LECCE - Assolto e scarcerato. E' finita così la vicenda giudiziaria che aveva per protagonista il 24enne di Veglie finito in carcere il 16 settembre scorso (la misura fu attenuata con quella dei domiciliari) con l'accusa di aver minacciato di morte e maltrattato i genitori e la sorella, a volte utilizzando anche coltelli e una roncola, per costringerli a consegnargli somme di denaro. Non solo. L'imputato in un'occasione avrebbe anche aggredito la madre e il padre, provocando all'una lesioni giudicate guaribili in dieci giorni, e all'altro in venticinque.

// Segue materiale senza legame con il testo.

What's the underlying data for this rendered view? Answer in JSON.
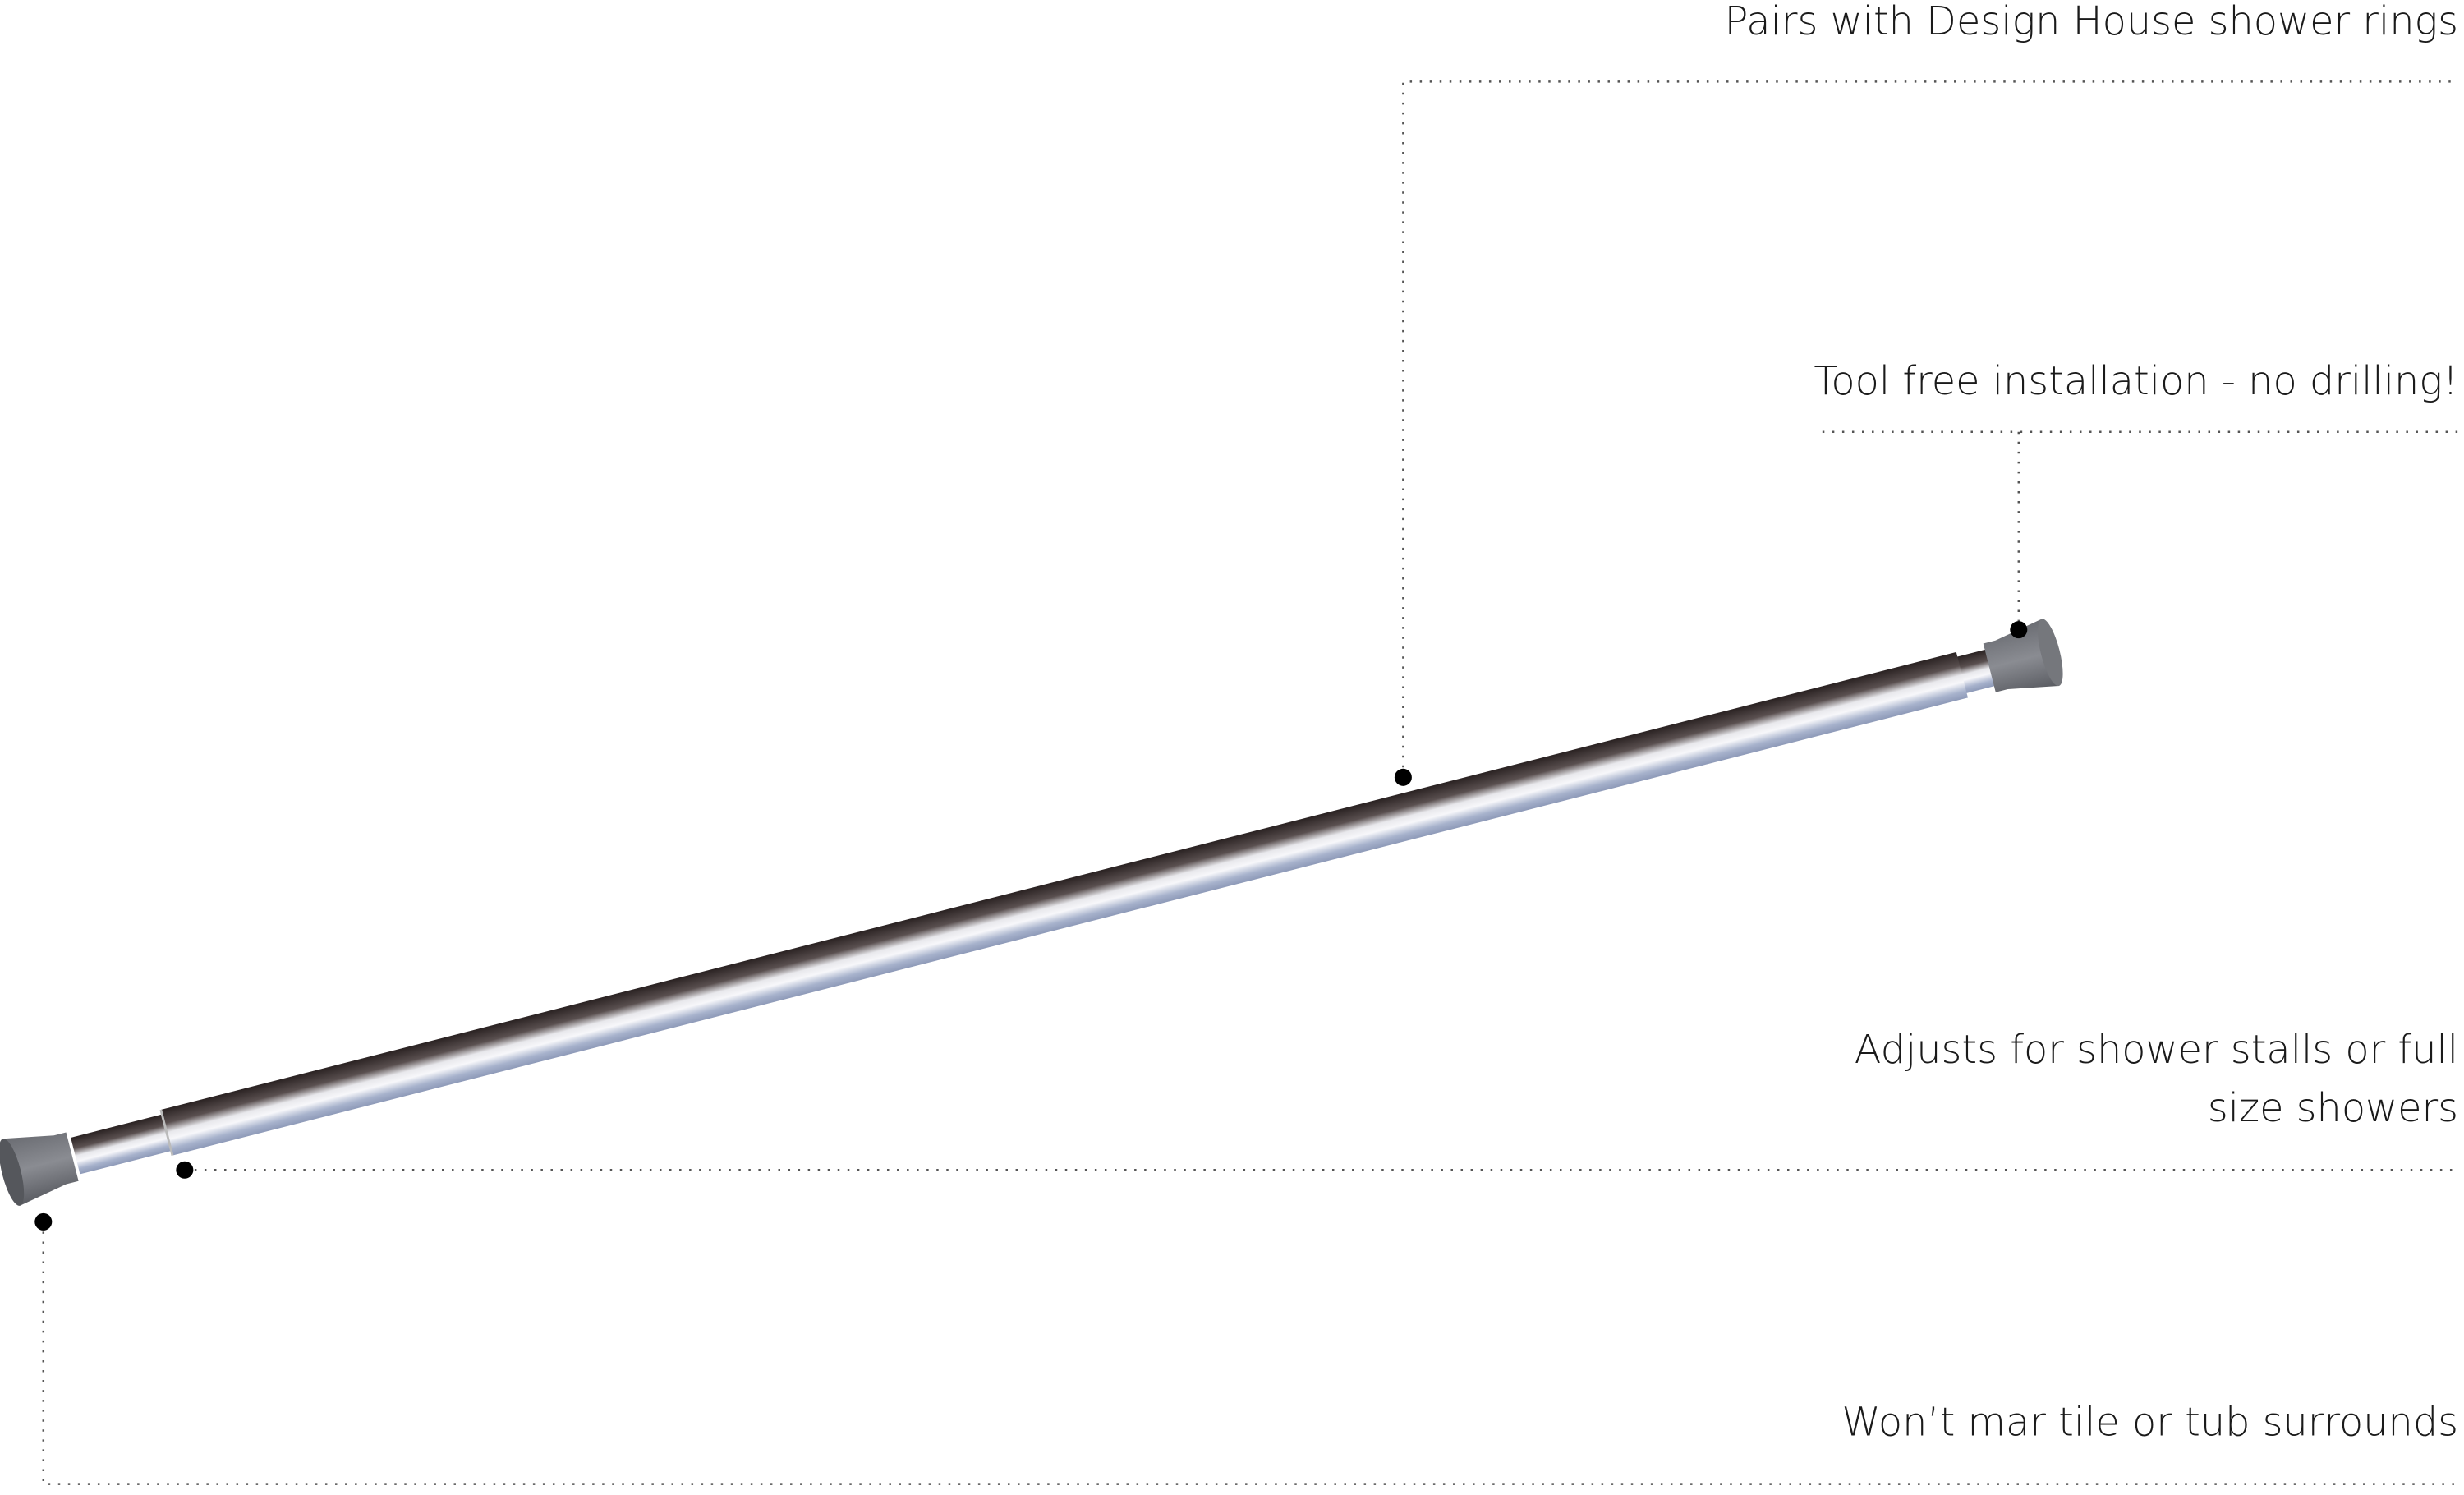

Per il pubblico ministero Roberta Licci, il 24enne meritava una condanna a tre anni di reclusione, ma il gup (giudice per l'udienza preliminare) Michele Toriello lo ha assolto nel processo discusso questa mattina con il rito abbreviato condizionato dall'ascolto della madre. Proprio le dichiarazioni della donna hanno accreditato la tesi difensiva dell'avvocato Massimo Bellini, secondo la quale le minacce erano sporadiche e quindi tutt'al più inquadrabili nel reato di lesioni, non in quello di maltrattamenti contestato dalla Procura.

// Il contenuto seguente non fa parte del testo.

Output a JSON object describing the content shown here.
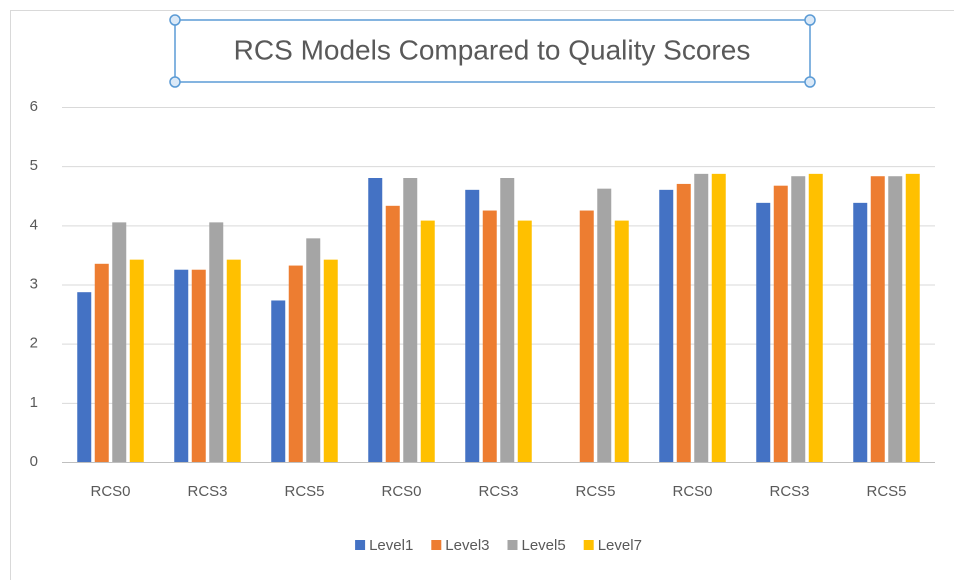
{
  "chart_data": {
    "type": "bar",
    "title": "RCS Models Compared to Quality Scores",
    "categories": [
      "RCS0",
      "RCS3",
      "RCS5",
      "RCS0",
      "RCS3",
      "RCS5",
      "RCS0",
      "RCS3",
      "RCS5"
    ],
    "series": [
      {
        "name": "Level1",
        "color": "#4472c4",
        "values": [
          2.87,
          3.25,
          2.73,
          4.8,
          4.6,
          null,
          4.6,
          4.38,
          4.38
        ]
      },
      {
        "name": "Level3",
        "color": "#ed7d31",
        "values": [
          3.35,
          3.25,
          3.32,
          4.33,
          4.25,
          4.25,
          4.7,
          4.67,
          4.83
        ]
      },
      {
        "name": "Level5",
        "color": "#a5a5a5",
        "values": [
          4.05,
          4.05,
          3.78,
          4.8,
          4.8,
          4.62,
          4.87,
          4.83,
          4.83
        ]
      },
      {
        "name": "Level7",
        "color": "#ffc000",
        "values": [
          3.42,
          3.42,
          3.42,
          4.08,
          4.08,
          4.08,
          4.87,
          4.87,
          4.87
        ]
      }
    ],
    "ylim": [
      0,
      6
    ],
    "yticks": [
      0,
      1,
      2,
      3,
      4,
      5,
      6
    ],
    "grid": true,
    "legend": "bottom"
  }
}
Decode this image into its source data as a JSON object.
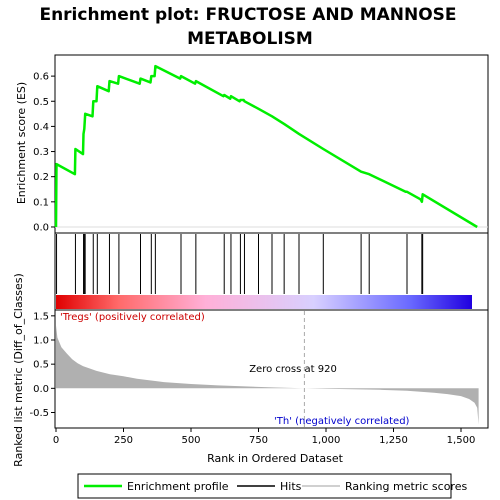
{
  "chart_data": [
    {
      "type": "line",
      "title": "Enrichment plot: FRUCTOSE AND MANNOSE METABOLISM",
      "title_lines": [
        "Enrichment plot: FRUCTOSE AND MANNOSE",
        "METABOLISM"
      ],
      "ylabel": "Enrichment score (ES)",
      "xlim": [
        0,
        1600
      ],
      "ylim": [
        -0.02,
        0.68
      ],
      "yticks": [
        0.0,
        0.1,
        0.2,
        0.3,
        0.4,
        0.5,
        0.6
      ],
      "ytick_labels": [
        "0.0",
        "0.1",
        "0.2",
        "0.3",
        "0.4",
        "0.5",
        "0.6"
      ],
      "line_color": "#00ee00",
      "series": [
        {
          "name": "Enrichment profile",
          "x": [
            0,
            2,
            70,
            72,
            100,
            102,
            105,
            108,
            135,
            138,
            150,
            153,
            195,
            198,
            230,
            233,
            310,
            313,
            350,
            353,
            365,
            368,
            460,
            463,
            515,
            518,
            620,
            623,
            645,
            648,
            680,
            683,
            695,
            698,
            750,
            800,
            845,
            900,
            990,
            1130,
            1160,
            1295,
            1300,
            1350,
            1355,
            1358,
            1560
          ],
          "y": [
            0.0,
            0.25,
            0.21,
            0.31,
            0.29,
            0.37,
            0.39,
            0.45,
            0.44,
            0.5,
            0.5,
            0.56,
            0.54,
            0.58,
            0.57,
            0.6,
            0.57,
            0.59,
            0.575,
            0.6,
            0.6,
            0.64,
            0.59,
            0.6,
            0.57,
            0.58,
            0.52,
            0.525,
            0.51,
            0.52,
            0.5,
            0.505,
            0.505,
            0.5,
            0.47,
            0.44,
            0.41,
            0.37,
            0.31,
            0.22,
            0.21,
            0.14,
            0.14,
            0.11,
            0.1,
            0.13,
            0.0
          ]
        }
      ]
    },
    {
      "type": "scatter",
      "title": "",
      "xlabel": "",
      "ylabel": "",
      "marks": "vertical hit lines",
      "series": [
        {
          "name": "Hits",
          "x": [
            2,
            72,
            102,
            105,
            108,
            138,
            153,
            198,
            233,
            313,
            353,
            368,
            463,
            518,
            623,
            648,
            683,
            698,
            750,
            800,
            845,
            900,
            990,
            1130,
            1160,
            1300,
            1355,
            1358
          ]
        }
      ]
    },
    {
      "type": "area",
      "title": "",
      "xlabel": "Rank in Ordered Dataset",
      "ylabel": "Ranked list metric (Diff_of_Classes)",
      "xlim": [
        0,
        1600
      ],
      "ylim": [
        -0.8,
        1.6
      ],
      "yticks": [
        -0.5,
        0.0,
        0.5,
        1.0,
        1.5
      ],
      "ytick_labels": [
        "-0.5",
        "0.0",
        "0.5",
        "1.0",
        "1.5"
      ],
      "xticks": [
        0,
        250,
        500,
        750,
        1000,
        1250,
        1500
      ],
      "xtick_labels": [
        "0",
        "250",
        "500",
        "750",
        "1,000",
        "1,250",
        "1,500"
      ],
      "series": [
        {
          "name": "Ranking metric scores",
          "x": [
            0,
            5,
            20,
            40,
            60,
            80,
            100,
            150,
            200,
            250,
            300,
            400,
            500,
            600,
            700,
            800,
            900,
            920,
            1000,
            1100,
            1200,
            1300,
            1400,
            1450,
            1500,
            1530,
            1550,
            1560,
            1565
          ],
          "y": [
            1.3,
            1.05,
            0.85,
            0.72,
            0.6,
            0.52,
            0.46,
            0.36,
            0.29,
            0.25,
            0.2,
            0.13,
            0.09,
            0.06,
            0.04,
            0.02,
            0.005,
            0.0,
            -0.01,
            -0.02,
            -0.03,
            -0.05,
            -0.09,
            -0.12,
            -0.16,
            -0.22,
            -0.3,
            -0.4,
            -0.75
          ]
        }
      ],
      "annotations": {
        "zero_cross": "Zero cross at 920",
        "zero_cross_x": 920,
        "pos_label": "'Tregs' (positively correlated)",
        "neg_label": "'Th' (negatively correlated)"
      },
      "colors": {
        "pos_label": "#cc0000",
        "neg_label": "#0000cc",
        "fill": "#b0b0b0",
        "zero_line": "#aaaaaa"
      }
    }
  ],
  "legend": {
    "items": [
      {
        "label": "Enrichment profile",
        "color": "#00ee00"
      },
      {
        "label": "Hits",
        "color": "#000000"
      },
      {
        "label": "Ranking metric scores",
        "color": "#c0c0c0"
      }
    ]
  },
  "color_bar": {
    "stops": [
      "#e00000",
      "#ff6a6a",
      "#ffb0d8",
      "#d8d0ff",
      "#6a6aff",
      "#2000e0"
    ]
  }
}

Il 24enne, al banco degli imputati, era finito anche per lesioni ed estorsioni. Ma il primo reato da volontario è stato riqualificato in colposo ed è quindi “caduto”, essendo stata rimessa la querela di parte. Riguardo alle estorsioni, invece, l'avvocato Bellini è riuscito a dimostrare che le richieste di piccole somme di denaro non erano contestuali alla violenza fisica, bensì psicologica, rientrando così, in considerazione del rapporto parentale tra vittime e imputato, nei casi di non punibilità contemplati dal codice.